Wednesday, August 1, 2007

Hating the Game, Not the Player

By Michael Haas

It's too bad that Minnesota had to lose a great personality and player such as Kevin Garnett. Before the trade rumors happened, many Minnesotans agreed that it was time to let go of KG, move the team in a new direction. It's hard to remember exactly how it came to that point. How did we become so open to the idea of trading one of the best professional athletes in Minnesota history? Poor decisions by ownership and GM's, had a hand in the situation; but for some reason, I feel like the NBA is to blame here. The NBA does not allow us to be successful AND have a big money player.

I know nothing of NBA finances, but I have heard that they have something called a "salary cap." It sounds similar to the 200 million dollar payroll - luxury-tax - threshold they have in Major League Baseball. But I think the difference is that only two or three teams in baseball CAN afford to get to that sky high payroll, let alone pay the luxury tax. (Twins payroll is like 85 mil)

When a team has a player like KG, it eats a huge chunk of your capped salary. It leaves (relatively) little money for other players.

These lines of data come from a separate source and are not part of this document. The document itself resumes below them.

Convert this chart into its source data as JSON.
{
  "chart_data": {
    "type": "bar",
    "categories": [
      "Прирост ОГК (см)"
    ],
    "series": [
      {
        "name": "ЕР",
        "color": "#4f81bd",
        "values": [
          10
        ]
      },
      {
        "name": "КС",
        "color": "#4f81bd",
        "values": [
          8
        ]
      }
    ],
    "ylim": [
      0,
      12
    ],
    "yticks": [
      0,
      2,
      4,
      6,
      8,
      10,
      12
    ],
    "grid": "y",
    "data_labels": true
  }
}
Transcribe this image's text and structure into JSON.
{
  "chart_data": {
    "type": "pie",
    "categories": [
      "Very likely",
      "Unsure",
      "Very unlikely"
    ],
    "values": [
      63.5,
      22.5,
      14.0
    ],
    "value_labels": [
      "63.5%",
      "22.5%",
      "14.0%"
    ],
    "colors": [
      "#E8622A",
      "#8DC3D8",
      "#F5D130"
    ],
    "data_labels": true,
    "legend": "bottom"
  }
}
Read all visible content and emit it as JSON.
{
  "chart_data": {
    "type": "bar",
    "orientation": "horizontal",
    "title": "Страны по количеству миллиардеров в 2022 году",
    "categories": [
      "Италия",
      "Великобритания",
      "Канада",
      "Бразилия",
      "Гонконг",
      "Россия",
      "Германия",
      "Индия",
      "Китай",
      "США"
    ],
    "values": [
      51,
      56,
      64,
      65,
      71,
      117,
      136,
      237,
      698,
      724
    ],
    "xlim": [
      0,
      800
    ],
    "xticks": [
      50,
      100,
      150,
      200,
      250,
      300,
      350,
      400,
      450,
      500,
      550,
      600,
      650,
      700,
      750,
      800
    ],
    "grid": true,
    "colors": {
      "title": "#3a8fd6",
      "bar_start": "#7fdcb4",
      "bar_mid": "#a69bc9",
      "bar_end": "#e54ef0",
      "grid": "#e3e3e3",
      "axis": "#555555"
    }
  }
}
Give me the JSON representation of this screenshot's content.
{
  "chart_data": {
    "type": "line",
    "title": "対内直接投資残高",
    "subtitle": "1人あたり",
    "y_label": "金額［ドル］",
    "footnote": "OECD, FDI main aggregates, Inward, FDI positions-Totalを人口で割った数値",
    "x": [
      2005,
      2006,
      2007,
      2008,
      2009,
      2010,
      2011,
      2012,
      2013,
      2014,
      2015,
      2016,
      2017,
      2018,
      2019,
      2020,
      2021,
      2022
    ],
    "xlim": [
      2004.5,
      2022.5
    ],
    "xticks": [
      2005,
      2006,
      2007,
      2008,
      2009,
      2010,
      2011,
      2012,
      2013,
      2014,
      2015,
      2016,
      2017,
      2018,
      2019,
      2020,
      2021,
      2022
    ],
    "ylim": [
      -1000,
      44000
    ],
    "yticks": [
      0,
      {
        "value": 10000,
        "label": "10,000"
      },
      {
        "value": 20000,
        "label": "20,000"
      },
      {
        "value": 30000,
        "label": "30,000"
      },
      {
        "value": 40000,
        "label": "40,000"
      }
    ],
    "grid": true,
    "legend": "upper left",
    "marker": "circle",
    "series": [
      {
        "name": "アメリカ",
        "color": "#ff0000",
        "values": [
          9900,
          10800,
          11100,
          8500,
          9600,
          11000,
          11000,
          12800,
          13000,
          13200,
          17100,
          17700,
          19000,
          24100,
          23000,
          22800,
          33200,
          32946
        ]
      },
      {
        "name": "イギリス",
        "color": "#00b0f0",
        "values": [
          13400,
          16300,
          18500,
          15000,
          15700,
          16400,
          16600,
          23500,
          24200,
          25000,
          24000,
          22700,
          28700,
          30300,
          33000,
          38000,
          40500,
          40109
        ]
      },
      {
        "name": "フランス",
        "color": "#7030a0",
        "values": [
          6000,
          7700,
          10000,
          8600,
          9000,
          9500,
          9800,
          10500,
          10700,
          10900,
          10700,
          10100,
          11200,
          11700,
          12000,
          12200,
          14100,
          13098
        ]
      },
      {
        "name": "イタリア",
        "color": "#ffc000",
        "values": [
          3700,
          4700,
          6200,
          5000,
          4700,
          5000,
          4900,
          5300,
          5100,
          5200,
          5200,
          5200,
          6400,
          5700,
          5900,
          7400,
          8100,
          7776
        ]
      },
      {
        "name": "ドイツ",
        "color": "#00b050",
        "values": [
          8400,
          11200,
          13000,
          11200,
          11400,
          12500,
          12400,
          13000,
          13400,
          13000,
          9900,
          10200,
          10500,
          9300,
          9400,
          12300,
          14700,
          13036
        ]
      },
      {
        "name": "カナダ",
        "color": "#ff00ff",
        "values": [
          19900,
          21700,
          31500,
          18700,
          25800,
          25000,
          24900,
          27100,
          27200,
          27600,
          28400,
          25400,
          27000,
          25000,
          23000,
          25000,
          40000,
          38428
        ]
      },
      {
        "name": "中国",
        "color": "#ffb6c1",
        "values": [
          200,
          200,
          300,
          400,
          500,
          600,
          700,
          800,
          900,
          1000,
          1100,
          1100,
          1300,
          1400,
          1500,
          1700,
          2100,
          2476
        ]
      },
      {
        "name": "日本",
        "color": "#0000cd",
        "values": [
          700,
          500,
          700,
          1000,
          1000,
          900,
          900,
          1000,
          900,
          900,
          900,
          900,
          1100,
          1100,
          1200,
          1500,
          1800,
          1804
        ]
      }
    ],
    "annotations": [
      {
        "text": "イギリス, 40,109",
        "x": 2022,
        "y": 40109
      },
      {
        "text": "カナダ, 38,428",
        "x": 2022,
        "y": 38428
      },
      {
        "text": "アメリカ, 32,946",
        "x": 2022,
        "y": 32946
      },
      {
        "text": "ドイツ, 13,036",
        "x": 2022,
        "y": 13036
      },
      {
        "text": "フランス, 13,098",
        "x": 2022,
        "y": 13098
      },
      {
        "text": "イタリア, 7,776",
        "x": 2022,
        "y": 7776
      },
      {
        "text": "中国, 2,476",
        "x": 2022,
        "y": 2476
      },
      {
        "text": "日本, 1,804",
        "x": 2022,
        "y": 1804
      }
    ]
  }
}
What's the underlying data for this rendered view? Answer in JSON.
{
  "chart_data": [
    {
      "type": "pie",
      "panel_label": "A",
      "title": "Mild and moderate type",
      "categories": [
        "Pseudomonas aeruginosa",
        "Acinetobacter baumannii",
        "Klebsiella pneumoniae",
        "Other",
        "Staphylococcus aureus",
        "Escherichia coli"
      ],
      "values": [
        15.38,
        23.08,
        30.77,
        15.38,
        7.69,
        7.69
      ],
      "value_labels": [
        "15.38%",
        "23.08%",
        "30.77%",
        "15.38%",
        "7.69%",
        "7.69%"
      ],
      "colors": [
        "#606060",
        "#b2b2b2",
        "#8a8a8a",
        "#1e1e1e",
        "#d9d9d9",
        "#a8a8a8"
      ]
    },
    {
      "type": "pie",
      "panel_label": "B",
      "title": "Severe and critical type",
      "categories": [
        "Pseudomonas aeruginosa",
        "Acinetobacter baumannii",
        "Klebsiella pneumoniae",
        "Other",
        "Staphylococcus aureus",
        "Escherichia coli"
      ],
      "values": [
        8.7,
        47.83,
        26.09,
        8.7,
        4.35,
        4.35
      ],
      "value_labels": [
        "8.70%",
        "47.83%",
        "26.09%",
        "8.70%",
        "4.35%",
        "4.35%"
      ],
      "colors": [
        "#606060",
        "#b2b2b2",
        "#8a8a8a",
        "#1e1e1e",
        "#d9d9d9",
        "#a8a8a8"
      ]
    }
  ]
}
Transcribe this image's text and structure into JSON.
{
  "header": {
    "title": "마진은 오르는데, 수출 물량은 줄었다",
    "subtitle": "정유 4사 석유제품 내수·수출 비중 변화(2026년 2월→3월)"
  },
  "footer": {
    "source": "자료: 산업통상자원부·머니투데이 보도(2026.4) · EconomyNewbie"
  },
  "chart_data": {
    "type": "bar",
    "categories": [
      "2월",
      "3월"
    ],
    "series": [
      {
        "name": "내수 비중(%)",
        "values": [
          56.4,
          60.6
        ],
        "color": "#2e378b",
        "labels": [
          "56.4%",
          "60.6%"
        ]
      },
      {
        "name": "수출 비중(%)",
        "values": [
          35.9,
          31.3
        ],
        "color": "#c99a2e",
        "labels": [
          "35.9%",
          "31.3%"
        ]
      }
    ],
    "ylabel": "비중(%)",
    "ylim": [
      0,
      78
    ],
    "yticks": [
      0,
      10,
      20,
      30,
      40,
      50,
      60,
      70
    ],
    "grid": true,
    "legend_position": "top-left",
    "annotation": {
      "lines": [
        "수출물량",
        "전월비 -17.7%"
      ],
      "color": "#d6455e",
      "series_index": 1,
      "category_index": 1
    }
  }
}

The bottom line is this: You have to be a genius to be able to juggle a huge contract and build a decent team around it. Kevin McHale is not a genius. No one should be ripped to shreds for not being a genius. The NBA needs to change.

Somehow.



1 comment:

TwinsWin83 said...

I think it was hard for the simple reason that I have been watching KG as THE Timberwolf since I was 11 years old. When he first came out of high school he was the shit and he turned around an organization that had never even had a 30 win season in its history. "The Kid" was the reason I became a Wolves fan for the next decade.